A fragment of a magical ivory wand, carved on one face with incised figures of animals, including a baboon, jackal, and frog. These wands are usually made of hippopotamus tusk, split in half to produce two curved wands with one side convex and the other flat. The material possibly invoked Taweret, a hippopotamus goddess of childbirth. It is possible that hippopotamus ivory was considered important because of the power, strength, and mothering qualities of the female hippopotamus. The wands, although usually carefully polished, are roughly engraved. The engravings are of deities associated with the protection of young infants and with childbirth such as Hekat, Taweret, and Bes. This broken wand has an image of a frog deity holding a knife blade in its foot.
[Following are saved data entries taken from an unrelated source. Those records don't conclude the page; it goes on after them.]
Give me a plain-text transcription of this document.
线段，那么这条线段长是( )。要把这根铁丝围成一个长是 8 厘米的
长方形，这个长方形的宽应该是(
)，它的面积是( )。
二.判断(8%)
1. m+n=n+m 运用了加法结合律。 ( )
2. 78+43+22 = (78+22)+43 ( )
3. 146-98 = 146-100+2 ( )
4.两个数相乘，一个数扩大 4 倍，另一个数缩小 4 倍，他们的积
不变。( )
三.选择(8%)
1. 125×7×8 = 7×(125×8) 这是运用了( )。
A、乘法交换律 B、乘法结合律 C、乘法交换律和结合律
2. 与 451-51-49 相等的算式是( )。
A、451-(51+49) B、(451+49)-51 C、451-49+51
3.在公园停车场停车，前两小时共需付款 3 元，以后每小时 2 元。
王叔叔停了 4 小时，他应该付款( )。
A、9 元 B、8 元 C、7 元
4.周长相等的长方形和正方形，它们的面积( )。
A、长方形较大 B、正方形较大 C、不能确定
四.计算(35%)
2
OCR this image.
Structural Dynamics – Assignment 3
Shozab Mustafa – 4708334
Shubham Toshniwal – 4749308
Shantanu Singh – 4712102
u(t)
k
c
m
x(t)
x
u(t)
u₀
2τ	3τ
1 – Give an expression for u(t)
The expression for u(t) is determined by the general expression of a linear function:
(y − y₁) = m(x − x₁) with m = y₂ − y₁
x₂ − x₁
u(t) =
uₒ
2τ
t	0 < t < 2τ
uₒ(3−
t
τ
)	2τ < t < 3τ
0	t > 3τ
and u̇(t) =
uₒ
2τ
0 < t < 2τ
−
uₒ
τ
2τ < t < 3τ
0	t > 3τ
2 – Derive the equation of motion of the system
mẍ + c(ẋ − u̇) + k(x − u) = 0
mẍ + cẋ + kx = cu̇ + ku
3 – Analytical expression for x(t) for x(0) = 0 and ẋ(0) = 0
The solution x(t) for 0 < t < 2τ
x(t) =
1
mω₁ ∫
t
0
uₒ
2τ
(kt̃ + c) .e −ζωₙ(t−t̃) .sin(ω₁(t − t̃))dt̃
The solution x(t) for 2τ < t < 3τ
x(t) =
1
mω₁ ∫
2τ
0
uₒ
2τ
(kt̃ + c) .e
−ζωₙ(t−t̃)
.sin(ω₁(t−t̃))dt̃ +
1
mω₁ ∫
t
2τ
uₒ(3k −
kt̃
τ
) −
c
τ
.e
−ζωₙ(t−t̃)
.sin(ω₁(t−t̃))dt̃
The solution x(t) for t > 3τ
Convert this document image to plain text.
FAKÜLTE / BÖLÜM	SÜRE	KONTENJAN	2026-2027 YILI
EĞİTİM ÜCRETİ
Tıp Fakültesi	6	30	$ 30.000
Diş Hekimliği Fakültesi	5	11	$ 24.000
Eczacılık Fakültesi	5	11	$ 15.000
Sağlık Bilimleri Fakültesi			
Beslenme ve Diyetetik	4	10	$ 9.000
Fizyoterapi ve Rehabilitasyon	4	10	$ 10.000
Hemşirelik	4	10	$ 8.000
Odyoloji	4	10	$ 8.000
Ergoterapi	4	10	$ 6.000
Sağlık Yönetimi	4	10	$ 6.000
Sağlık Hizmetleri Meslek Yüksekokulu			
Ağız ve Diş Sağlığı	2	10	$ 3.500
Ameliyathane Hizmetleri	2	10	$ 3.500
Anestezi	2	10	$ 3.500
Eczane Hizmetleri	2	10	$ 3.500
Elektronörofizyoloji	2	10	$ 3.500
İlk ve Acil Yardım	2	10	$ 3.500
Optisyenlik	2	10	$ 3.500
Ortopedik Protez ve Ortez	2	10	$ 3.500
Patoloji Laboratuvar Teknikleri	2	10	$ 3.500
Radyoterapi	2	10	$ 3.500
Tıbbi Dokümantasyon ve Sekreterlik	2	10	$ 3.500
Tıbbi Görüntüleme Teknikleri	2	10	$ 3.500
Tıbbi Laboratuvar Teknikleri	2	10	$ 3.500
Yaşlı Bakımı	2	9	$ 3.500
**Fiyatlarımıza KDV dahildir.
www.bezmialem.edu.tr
On other knives too, deities often carry protective knives or snakes. The inscriptions also bear witness to the fact that these 'wands' are intended to be protective, e.g. 'Cut off the head of the enemy when he enters the chamber of the children whom the lady has borne' and 'protection by night, protection by day' (Steindorff 1946, 50). It is usually claimed these wands were used to protect women in childbirth or young children, though most have been found in tombs. The fact that the points of some wands are worn away on one side has suggested to some that they were used to draw a magic circle around the child (Hayes 1953, 249). Some examples have perforations at each end with a cord running through, perhaps to carry or move other objects (Teeter & Johnston 2009, 77). On tomb walls, wands are shown being carried by nurses (Robins 1993, 87), but here their presence shows that they had a secondary function of protecting the deceased at the time of their rebirth. On long-term loan since 2005 from the British Museum who acquired it in 1837 from Harry Osborn Cureton. Cureton had purchased it in the same year from the collection of Giovanni d'Athanasi.

Bibliography

Goodridge, Wendy and Stuart Williams 2005. Offerings from the British Museum. Swansea: The Egypt Centre. [p. 17] Hayes, William C. 1953. The scepter of Egypt: a background for the study of the Egyptian antiquities in the Metropolitan Museum of Art, I. From the earliest times to the end of the Middle Kingdom. New York: Harper; Metropolitan Museum of Art. Quirke, Stephen 2016. Birth tusks: the armoury of health in context - Egypt 1800 BC. Including publication of Petrie Museum examples photographed by Gianluca Miniaci, and drawn from the photographs by Andrew Boyce. Middle Kingdom Studies 3. London: Golden House Publications. [pp. 4, 245–246, 248, 308–309, 311, 374–375, 388, 393, 408] Robins, Gay 1993. Women in ancient Egypt. London: British Museum Press. Steindorff, George 1946. The magical knives of ancient Egypt. The Journal of the Walters Art Gallery 9, 41–51. . Teeter, Emily and Janet H. Johnson (eds) 2009. The life of Meresamun: a temple singer in ancient Egypt. Oriental Institute Museum Publications 29. Chicago: Oriental Institute, University of Chicago.